L'Union européenne se félicite de la rapidité avec laquelle de nouvelles sanctions ont été prises contre la Biélorussie, après l'affaire de l'avion détourné. Mais quels effets ont eu les précédentes restrictions ?

Article rédigé par Noémie Bonnin
Radio France
Publié Mis à jour
Temps de lecture : 7 min
Le président Alexandre Loukachenko à Minsk, en septembre 2020. (ANDREI STASEVICH / BELTA)

En moins de deux heures, la décision est prise : le 24 mai à Bruxelles, les dirigeants de l'Union européenne (UE) ferment leur espace aérien à la Biélorussie et adoptent de nouvelles sanctions contre le régime d'Alexandre Loukachenko, accusé d'avoir dérouté un avion de ligne européen vers Minsk pour arrêter un dissident, Roman Protassevitch. Ils recommandent aussi aux compagnies européennes de contourner l'espace aérien de la Biélorussie. Ces mesures punitives prises suffiront-elles à faire plier celui qui est considéré comme le "dernier dictateur" d'Europe ?

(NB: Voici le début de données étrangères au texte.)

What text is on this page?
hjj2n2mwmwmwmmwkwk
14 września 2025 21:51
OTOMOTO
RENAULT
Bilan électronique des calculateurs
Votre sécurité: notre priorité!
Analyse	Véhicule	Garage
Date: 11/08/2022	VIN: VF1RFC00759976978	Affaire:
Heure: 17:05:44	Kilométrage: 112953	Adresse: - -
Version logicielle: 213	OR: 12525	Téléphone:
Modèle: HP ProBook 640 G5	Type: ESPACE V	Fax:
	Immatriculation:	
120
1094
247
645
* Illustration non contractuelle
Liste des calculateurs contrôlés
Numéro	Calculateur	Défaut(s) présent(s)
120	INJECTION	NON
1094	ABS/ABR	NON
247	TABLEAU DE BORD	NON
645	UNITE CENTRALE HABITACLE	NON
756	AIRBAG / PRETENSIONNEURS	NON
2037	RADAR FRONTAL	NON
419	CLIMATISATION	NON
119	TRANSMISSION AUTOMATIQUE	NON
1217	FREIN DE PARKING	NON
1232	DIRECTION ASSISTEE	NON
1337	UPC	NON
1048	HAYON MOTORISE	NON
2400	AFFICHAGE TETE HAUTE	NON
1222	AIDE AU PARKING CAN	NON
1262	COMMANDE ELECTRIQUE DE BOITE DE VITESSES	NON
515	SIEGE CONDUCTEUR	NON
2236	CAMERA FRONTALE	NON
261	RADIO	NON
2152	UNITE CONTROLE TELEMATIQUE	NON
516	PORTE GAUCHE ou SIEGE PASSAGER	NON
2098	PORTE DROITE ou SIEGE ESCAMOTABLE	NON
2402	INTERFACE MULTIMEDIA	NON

Interdictions de séjour, gel des avoirs et embargo

Ces sanctions sont loin d'être les premières, et pour l'instant elles n'ont pas dissuadé le président biélorusse. Ce qu'a d'ailleurs admis Emmanuel Macron, mardi 25 mai, lors d'un point de presse après le Conseil européen : "Aujourd'hui, nous sommes à la limite des politiques de sanctions". Les premières mesures restrictives instaurées contre la Biélorussie remontent à 2004, en réaction à la disparition de quatre personnes (deux personnalités politiques de l'opposition, un homme d'affaires et un journaliste, en 1999 et 2000). D'autres ont été prises ensuite, contre les personnes impliquées dans les atteintes aux normes électorales internationales et aux droits de l'homme. Un embargo sur les armes a par exemple été instauré en 2011.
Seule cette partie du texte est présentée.